Upstairs in one of his bedrooms,
a single ceramic statue of a cat rests on top of a chest of drawers,
watching everything, a gift from Picasso. It’s mane vibrantly flows
in signature black, yellow, and red. It’s nose, a simple rectangle.
It possesses a perfect heart painted on the left side of its chest.
And though it only displays three toes on each
of its front feet, and lives under a case of plexiglass,
it will weather this storm.

You each were larger than life,
and it’s already outlived you both.

___________________
Tara A. Elliott

 

Review by Deborah Bacharach

With the epigram “All you have to do is write one true sentence” Elliott sets out a hard mission for herself—the truth. And of course, we don’t mean just true like where Hemingway flung his last penny or whether the you in the poem had a Jag, but whether the poem rings emotionally true. For me it succeeds on both levels. I love being told a story in a poem, and in this one I got to learn all about Hemingway’s pool and how the you prepared for a hurricane. I believed every word.

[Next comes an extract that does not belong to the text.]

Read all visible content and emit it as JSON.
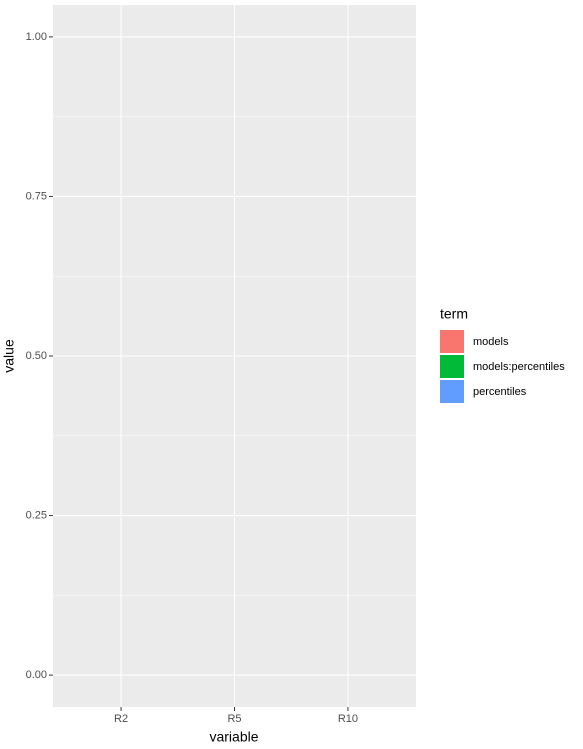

The Hemingway details I could look up (I did; they’re true), but it doesn’t matter whether the you actually flung the outdoor furniture into the pool, Elliott made me believe it. I also believed the reverence with which the speaker holds Hemingway and the you, and the edge of fear. I think this poem’s greatest strength is being able to hold these two opposing emotions with small moments. The cat flung into the tree is a painful truth that will stay with me.

 

Review by Paul Nelson

This fine poem stands out for me, not because I have overly special dictums, but because, in this issue of TCR, there are many first person poems.  In this day when self-identity is a factor in publication, Tara has written with imagery “that will do” to get us feeling and thinking because the poem is an experience, not about experience seen from first person perspective. Her poem allows us to roam within it. This is not to say that first person is always dangerous (there is always Whitman) as long as poets can overcome dominating “self” by finding imagery and analogy that works to get at what they can barely say. The way Simon Perchik’s genius works.  Maybe the best poems are so immediate that they are “without a past, without faces.”  Reviewers always seem to have to satisfy ego by finding something negative to say, and often enough that criticism is valuable, so I’ll risk that Tara might cut the last two lines because they do some unnecessary summing up. Better to leave the door open at the end of the former stanza?  Referring lightly back to the hurricane in the opening lines? Or is that too much “bracketing.” We all worry such, and maybe too much? Nah!  Difficulty creates tension and attention. Tara succeeds brilliantly, immersing us in cats and bathtubs and bad weather, rodent left-overs and cat-scratch. With an impeccable ear. We have to stay there, in her poem, and figure out what this all feels like and could possibly mean.